L'acte fut perpétré par quatre jeunes ouvriers, Wilhelm Bräuninger, Alfred Däuble, Hermann Medinger et Eduard Weinzierl, probablement inspirés par Kurt Hager (qui devint plus tard membre du Politburo du SED en RDA). D'après Harald Stingele, l'idée est venue du facteur Theodor Decker qui leur a fourni des informations sur l'emplacement des lignes électriques aériennes car il travaillait au bureau de construction du réseau télégraphique[3],[4]. Les quatre hommes avaient déjà tenté d'accéder au câble à un autre endroit mais avaient été arrêtés par des gardes SA. Dans le rue Werderstrasse, Bräuninger et Weinzierl distrayèrent les passants en engageant la conversation, tandis que Däuble, hissé sur les épaules de Medinger, sectionnait le câble à environ quatre mètres de hauteur. Ils s'enfuirent sans être repérés.
Conséquences
Les responsables de la Süddeutscher Rundfunk (alors Radiodiffusion du Sud de l'Allemagne) conclurent immédiatement que seule une détérioration du câble de transmission pouvait être à l'origine de l'interruption et se rendirent auprès d'Hitler pour clamer leur innocence. Trois employés de la Deutsche Post, en charge des câbles de diffusion, furent tenus responsables ; suspendus à titre conservatoire, ils purent reprendre leurs fonctions en février. Le député régional Johannes Fischer (DDP) avait plaidé en leur faveur lors d'une enquête parlementaire.

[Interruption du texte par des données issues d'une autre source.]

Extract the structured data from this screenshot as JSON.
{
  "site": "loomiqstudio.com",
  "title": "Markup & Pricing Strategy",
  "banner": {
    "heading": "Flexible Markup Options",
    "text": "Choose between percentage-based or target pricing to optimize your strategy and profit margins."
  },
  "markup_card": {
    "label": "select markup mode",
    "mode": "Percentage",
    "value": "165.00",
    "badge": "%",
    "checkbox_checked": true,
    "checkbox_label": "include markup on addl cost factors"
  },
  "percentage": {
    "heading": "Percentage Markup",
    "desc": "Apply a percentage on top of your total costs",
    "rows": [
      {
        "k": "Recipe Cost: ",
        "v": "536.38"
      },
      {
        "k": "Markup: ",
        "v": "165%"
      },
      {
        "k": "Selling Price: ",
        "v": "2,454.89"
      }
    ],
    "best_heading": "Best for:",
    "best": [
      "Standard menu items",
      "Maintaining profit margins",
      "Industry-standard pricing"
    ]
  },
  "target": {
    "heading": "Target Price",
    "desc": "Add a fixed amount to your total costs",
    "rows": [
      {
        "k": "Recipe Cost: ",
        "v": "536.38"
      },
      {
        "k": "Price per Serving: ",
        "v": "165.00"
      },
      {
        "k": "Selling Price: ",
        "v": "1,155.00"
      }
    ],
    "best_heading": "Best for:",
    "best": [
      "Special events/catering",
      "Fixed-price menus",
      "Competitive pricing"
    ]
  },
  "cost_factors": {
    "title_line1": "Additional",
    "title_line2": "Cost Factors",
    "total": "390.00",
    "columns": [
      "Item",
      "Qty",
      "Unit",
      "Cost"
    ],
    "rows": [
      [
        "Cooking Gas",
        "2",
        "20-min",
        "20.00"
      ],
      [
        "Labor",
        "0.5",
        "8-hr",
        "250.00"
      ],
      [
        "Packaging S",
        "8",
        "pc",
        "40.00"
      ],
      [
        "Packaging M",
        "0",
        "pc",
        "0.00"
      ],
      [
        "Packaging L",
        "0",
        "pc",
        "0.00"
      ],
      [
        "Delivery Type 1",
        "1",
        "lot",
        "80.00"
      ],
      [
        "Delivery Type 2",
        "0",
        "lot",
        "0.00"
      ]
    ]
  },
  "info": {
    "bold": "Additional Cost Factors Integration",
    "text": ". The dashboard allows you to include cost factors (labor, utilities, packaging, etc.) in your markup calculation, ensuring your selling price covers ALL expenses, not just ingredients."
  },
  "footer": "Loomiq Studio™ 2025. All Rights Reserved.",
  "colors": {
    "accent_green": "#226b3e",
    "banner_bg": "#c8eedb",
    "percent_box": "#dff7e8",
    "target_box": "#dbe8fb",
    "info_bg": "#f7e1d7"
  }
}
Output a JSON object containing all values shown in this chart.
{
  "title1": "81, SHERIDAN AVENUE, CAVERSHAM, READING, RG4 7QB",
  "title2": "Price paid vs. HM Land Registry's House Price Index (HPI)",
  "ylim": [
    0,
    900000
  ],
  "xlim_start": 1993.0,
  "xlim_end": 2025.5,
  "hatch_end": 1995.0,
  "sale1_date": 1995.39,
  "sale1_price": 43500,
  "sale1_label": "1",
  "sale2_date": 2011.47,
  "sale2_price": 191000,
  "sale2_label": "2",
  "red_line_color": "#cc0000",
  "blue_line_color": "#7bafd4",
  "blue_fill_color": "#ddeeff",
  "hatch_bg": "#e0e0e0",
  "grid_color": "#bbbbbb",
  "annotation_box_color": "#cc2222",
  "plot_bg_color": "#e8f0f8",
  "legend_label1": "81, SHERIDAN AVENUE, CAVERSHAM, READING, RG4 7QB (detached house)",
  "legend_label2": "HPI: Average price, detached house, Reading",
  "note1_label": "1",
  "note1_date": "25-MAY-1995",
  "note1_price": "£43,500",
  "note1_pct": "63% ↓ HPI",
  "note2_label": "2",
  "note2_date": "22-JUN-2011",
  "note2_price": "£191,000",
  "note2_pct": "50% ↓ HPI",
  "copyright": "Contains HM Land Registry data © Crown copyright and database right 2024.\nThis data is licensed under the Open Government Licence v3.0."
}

Les quatre ouvriers restèrent à Stuttgart, se retrouvèrent dans les pubs et se vantèrent de leur acte ; à la suite d'une altercation dans un pub et à une dénonciation ils furent arrêtés en 1935/36 et condamnés à des peines de prison allant de 21 mois à deux ans[5]. Le procureur requit une peine de haute trahison mais le tribunal estima que le Parti communiste d'Allemagne n'était pas encore interdit au moment des faits et considéra également comme circonstance atténuante le fait que les accusés étaient indignés par l'interdiction faite à leur parti de faire campagne à la radio. Däuble, l'un des condamnés, fut emprisonné à plusieurs reprises, notamment avec Kurt Schumacher au camp de militaire en Heuberg. En 1942, il échappe à la Gestapo alors qu'il servait comme soldat à Thessalonique, grâce à l'intervention de son capitaine.
Matthäus Eisenhofer, fondateur de la South German Broadcasting Corporation (SDR), a affirmé dans ses mémoires Mein Leben im Rundfunk (Ma vie dans la radiodiffusion) qu'Hitler n'a plus jamais prononcé de discours à Stuttgart après cela. Toutefois Hitler a tenu un autre discours, à l'hôtel de ville de Stuttgart, dans le cadre d'une courte visite d'une journée le [6].